Urbanites consumed higher percentages of protein and fat than ruralists. However, the added sugar intake of ALL the participants seemed to be greater than the 25g or <10% of energy recommended by the World Health Organization.
The fibre intake was lower in both men and women and less than that of the RDA of 25g (for women) and 38g (for men), with the exception of the KwaZulu-Natal and the North West province, where the intake was above the recommended amounts.
Micronutrients are elements such as vitamins and minerals that the body requires to stay healthy.
The total calcium and vitamin D intake of the male and female participants in the studies was far below the recommended amounts of 1000mg and 10μg respectively. Calcium intake for men ranged between 299mg and 743.2mg, and for women between 150.5mg and 636.4mg. Vitamin D intake ranged between 2.8μg and 7.7μg for men, and between 0,7μg and 9,0μg for women.
Not surprisingly, a lower intake of micronutrients was reported for rural South Africans. So, how is the food (or the lack thereof) on our plates contributing to the deficiencies in our diets?

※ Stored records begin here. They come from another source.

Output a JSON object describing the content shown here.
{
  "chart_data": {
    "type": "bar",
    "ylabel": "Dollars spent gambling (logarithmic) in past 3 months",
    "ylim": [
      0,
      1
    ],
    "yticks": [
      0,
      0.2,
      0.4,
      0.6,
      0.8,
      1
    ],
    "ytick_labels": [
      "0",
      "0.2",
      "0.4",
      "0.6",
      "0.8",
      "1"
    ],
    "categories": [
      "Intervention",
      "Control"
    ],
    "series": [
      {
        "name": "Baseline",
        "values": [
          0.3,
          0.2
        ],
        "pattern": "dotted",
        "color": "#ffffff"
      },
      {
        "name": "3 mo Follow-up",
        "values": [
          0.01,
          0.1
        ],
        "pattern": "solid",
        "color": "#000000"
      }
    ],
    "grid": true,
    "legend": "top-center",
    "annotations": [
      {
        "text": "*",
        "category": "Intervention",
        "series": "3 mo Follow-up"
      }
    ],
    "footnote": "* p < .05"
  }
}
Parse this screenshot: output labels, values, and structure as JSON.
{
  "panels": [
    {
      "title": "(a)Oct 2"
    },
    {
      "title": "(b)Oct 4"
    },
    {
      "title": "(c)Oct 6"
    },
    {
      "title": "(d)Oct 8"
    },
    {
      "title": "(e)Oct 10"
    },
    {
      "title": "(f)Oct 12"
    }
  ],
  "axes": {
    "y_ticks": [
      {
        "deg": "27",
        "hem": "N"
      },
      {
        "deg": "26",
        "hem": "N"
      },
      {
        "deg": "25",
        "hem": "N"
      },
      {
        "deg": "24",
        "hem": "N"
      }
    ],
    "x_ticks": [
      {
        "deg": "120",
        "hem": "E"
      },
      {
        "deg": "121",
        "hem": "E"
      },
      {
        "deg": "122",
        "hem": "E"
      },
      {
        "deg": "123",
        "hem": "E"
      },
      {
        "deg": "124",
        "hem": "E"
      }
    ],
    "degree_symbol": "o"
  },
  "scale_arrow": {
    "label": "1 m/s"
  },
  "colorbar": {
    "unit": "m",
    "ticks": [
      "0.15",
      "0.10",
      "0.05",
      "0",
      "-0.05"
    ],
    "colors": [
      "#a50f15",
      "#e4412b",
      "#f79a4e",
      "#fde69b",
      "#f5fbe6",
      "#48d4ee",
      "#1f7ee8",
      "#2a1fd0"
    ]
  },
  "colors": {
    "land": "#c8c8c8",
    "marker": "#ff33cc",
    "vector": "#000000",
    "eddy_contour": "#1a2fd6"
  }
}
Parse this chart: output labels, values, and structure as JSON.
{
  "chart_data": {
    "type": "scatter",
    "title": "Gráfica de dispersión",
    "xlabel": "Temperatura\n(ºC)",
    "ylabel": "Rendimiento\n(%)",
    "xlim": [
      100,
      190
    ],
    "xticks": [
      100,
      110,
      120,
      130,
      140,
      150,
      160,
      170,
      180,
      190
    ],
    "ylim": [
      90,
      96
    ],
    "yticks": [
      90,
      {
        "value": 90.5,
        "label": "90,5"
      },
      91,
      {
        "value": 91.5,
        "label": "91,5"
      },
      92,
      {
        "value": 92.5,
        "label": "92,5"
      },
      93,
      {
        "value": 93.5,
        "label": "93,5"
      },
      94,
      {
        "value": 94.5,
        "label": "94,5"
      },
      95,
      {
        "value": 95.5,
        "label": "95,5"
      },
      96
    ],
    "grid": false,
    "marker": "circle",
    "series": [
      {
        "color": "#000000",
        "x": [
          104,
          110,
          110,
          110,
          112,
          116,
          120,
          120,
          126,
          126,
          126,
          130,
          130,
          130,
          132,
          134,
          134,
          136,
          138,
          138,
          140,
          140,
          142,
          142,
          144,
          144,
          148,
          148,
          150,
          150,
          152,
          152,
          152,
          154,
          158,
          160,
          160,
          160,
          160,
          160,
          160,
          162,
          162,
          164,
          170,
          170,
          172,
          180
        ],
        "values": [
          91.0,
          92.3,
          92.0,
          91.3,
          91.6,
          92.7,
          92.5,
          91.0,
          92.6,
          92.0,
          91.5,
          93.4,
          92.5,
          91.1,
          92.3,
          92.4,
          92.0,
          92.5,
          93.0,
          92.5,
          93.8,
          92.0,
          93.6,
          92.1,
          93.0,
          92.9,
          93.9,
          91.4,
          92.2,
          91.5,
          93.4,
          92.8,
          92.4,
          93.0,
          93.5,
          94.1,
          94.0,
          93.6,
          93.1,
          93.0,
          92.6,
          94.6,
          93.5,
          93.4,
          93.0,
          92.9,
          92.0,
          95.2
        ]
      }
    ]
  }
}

The most frequently consumed items included added sugar; tea; coffee; maize porridge; bread; full cream milk; eggs; margarine/oil; potatoes; fruit; vegetables; stock, and rice. Red meat is among the most expensive food items in South Africa, hence chicken appears to be the preferred source of protein for poorer communities.
Although full cream milk is popular, the low calcium intake reported likely implies that the portions consumed were smaller than the recommendations. This could have an impact on the high incidence of hypertension in South Africa.
The intake of fruits and vegetables is very low in South Africans. The recommended amount is at least 400g per day and it was found that all participants in the studies consumed less than 150g per day.
The large consumption of staple foods (maize and bread) may be fuelled by the reduced prices linked to these foods since it is subsidised by government and no Value Added Tax is added. Hence, staple foods cost less per unit of energy than animal products, fruits, and vegetables, and are the preferred food choices by most people in poorer communities.
At home, sugar, fat or oil are often added during the preparation/cooking process to enhance the taste and flavour of staple foods.
This overconsumption of fortified staple foods, dietary fat, and added sugar (not fortified), are putting South Africans at risk of obesity and the development of non-communicable diseases, a health crisis that has been highlighted in the country.
Based on various South African studies it is calculated that bread contributes between 5% and 35% of sodium intake, depending on the ethnic group being studied.
Salt is also added to food when cooking, when eating at the table, and during food processing – this could contribute on average to 40% of total sodium intake. This is a cause for concern since increased salt intake leads to an increase in blood pressure.
Coffee and tea are popular amongst South Africans, with the average coffee and tea intakes being about tswo cups per day. Sugar is usually added to these beverages.
Sucrose-sweetened beverages also increase the intake of sugar. A study by Vorster et al (2014) has shown that the proportion of South African adults who consume sucrose-sweetened beverages has doubled over a five-year period.
Sucrose-sweetened beverages are often consumed simultaneously with food. This could be impacting on the absorption of some vitamins and minerals, particularly dietary iron. In fact, one study has shown that when a cup of filter or instant coffee is ingested with meals, iron absorption is reduced from 5.88% to 1.64% and 0.97%, respectively. When the strength of the instant coffee is doubled, the absorption level of iron falls even lower to 0.53%.